Any business applying for the loan must have been in business prior to February 15, 2020.

What are benefits of the PPP loan?

Here are some benefits of getting a PPP loan:

  • Unlike many traditional business loans, PPP loans are 100% guaranteed, even without collateral or a personal guarantee. This means that the business owner doesn’t need to assume the debt obligation if they default on the loan.
  • The interest rate for PPP loans is fixed at 1% with a five-year maturity date. Most Small Business Administration loans have an interest rate of between 2.25% and 8%, on top of the prime.
  • All payments are deferred for ten months, after the loan forgiveness determination, but interest will continue to accrue throughout the deferment period.
  • The balance of PPP loans may be forgivable, meaning the entirety (or a portion of the loan) is forgiven or deferred for a period of time by the lender when certain conditions are met.

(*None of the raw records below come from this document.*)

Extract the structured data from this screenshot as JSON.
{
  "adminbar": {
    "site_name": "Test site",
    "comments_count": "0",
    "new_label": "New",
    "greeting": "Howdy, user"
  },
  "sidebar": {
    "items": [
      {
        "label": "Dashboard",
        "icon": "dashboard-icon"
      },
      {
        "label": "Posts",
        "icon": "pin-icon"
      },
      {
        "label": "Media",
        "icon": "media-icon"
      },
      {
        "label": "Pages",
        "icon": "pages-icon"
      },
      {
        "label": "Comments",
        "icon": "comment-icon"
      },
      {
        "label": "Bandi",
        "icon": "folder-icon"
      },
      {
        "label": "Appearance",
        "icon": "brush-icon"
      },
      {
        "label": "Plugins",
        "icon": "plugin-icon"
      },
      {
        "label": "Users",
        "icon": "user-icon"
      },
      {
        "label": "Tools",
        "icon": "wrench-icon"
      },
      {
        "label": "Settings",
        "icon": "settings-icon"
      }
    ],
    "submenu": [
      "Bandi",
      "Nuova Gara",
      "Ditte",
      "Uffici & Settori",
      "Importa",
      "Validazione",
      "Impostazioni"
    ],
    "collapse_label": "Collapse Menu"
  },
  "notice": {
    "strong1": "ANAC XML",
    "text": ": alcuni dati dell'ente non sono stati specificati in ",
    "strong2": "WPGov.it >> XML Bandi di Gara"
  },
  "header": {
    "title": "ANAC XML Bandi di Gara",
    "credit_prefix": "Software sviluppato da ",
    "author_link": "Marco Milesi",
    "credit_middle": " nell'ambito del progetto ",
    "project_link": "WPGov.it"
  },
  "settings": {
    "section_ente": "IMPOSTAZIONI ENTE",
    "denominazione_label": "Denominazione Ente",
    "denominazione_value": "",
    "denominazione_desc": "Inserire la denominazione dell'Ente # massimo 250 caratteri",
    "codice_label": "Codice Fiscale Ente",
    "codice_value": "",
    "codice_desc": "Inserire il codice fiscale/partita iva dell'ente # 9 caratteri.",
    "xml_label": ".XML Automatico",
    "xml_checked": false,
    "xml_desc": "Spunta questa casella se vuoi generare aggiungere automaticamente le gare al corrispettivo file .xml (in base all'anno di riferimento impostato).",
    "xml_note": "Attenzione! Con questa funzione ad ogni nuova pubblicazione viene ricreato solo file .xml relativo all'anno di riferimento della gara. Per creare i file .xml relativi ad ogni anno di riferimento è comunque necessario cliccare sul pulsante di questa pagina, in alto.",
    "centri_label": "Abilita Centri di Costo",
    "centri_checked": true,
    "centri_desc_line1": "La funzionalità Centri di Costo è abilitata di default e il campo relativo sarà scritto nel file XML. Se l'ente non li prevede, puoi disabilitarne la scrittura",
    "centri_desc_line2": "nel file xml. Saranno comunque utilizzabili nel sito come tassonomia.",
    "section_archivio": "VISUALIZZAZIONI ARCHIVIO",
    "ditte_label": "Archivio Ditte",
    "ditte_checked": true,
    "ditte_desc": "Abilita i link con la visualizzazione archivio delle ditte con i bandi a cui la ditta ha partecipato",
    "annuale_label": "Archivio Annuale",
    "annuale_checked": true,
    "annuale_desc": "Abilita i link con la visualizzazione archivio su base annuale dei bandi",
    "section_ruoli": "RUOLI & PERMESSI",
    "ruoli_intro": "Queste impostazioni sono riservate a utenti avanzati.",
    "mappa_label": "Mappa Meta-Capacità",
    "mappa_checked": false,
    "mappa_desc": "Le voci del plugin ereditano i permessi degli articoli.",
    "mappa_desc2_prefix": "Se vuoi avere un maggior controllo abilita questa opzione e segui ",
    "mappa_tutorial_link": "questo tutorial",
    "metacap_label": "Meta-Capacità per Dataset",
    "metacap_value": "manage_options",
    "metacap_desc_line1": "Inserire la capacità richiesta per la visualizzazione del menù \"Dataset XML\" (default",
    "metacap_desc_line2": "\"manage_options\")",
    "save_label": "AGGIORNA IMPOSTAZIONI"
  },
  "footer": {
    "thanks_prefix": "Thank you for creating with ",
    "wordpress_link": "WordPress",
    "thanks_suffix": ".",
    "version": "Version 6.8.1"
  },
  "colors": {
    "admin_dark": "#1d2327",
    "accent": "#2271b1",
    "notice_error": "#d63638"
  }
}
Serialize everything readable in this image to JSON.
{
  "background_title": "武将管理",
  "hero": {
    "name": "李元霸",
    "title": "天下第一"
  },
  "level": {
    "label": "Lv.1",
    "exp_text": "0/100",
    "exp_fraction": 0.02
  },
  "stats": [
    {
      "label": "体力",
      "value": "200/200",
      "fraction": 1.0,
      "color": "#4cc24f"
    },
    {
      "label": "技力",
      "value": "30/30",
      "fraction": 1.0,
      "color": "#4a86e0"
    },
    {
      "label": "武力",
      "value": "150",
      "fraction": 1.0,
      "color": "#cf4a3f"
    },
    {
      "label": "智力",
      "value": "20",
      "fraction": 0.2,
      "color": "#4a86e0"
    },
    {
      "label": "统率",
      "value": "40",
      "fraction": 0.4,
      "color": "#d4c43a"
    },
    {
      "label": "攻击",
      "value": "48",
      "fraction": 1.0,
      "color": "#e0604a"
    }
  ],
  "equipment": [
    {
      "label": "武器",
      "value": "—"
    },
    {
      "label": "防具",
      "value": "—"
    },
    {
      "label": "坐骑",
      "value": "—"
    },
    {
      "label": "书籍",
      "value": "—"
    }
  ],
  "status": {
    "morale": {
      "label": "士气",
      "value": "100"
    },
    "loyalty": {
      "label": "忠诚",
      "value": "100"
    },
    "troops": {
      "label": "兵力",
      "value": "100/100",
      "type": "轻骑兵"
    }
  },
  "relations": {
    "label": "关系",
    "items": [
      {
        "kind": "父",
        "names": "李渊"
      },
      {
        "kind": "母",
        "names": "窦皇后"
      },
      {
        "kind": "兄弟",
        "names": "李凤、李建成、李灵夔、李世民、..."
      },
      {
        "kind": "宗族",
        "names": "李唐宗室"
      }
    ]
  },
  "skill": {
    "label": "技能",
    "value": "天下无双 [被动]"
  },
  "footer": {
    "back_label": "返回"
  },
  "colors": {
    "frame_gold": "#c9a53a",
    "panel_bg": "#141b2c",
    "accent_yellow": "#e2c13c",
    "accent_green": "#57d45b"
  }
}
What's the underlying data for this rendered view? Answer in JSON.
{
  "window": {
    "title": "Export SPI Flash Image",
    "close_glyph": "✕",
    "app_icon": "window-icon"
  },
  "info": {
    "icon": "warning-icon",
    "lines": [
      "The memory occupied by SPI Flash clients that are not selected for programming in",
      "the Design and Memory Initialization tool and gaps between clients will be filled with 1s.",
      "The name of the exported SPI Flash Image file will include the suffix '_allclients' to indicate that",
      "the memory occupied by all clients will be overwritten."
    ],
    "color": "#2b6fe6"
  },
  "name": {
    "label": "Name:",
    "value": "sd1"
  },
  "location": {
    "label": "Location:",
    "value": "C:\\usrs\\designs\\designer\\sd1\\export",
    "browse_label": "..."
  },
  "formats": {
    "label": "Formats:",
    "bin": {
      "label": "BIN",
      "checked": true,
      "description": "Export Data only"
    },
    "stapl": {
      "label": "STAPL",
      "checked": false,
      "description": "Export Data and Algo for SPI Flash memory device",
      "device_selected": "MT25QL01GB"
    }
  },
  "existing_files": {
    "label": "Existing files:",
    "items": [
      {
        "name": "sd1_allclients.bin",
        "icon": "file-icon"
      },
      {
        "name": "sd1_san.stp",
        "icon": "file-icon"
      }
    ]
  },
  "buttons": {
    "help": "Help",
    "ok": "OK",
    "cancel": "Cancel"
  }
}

What can this loan be used for?

The Payroll Protection Program can be used for:

  • Employee salaries, up to $100,000 per employee
  • Certain employee health benefits (such as insurance premiums or paid sick leave)
  • A business’ real estate expenses, like mortgage interest, rent, and utilities
  • Interest on other business debts

Note: Small business employers must not lay off any employees, or they must rehire employees they’ve already laid off by December 31, 2020 (for those who received a loan in the first round). Some exceptions apply under the PPPFA. And the 500-employee rule applies per physical location for food service industry businesses.

The Paycheck Protection Program application process

Are you curious as to how the Paycheck Protection Program application works?

While the SBA will need to implement the new rules, you should contact your lender soon to submit an application for the PPP loan. The funds will get allocated quickly, so it’s best to get your application filled out, signed, and ready to go so you can submit it quickly.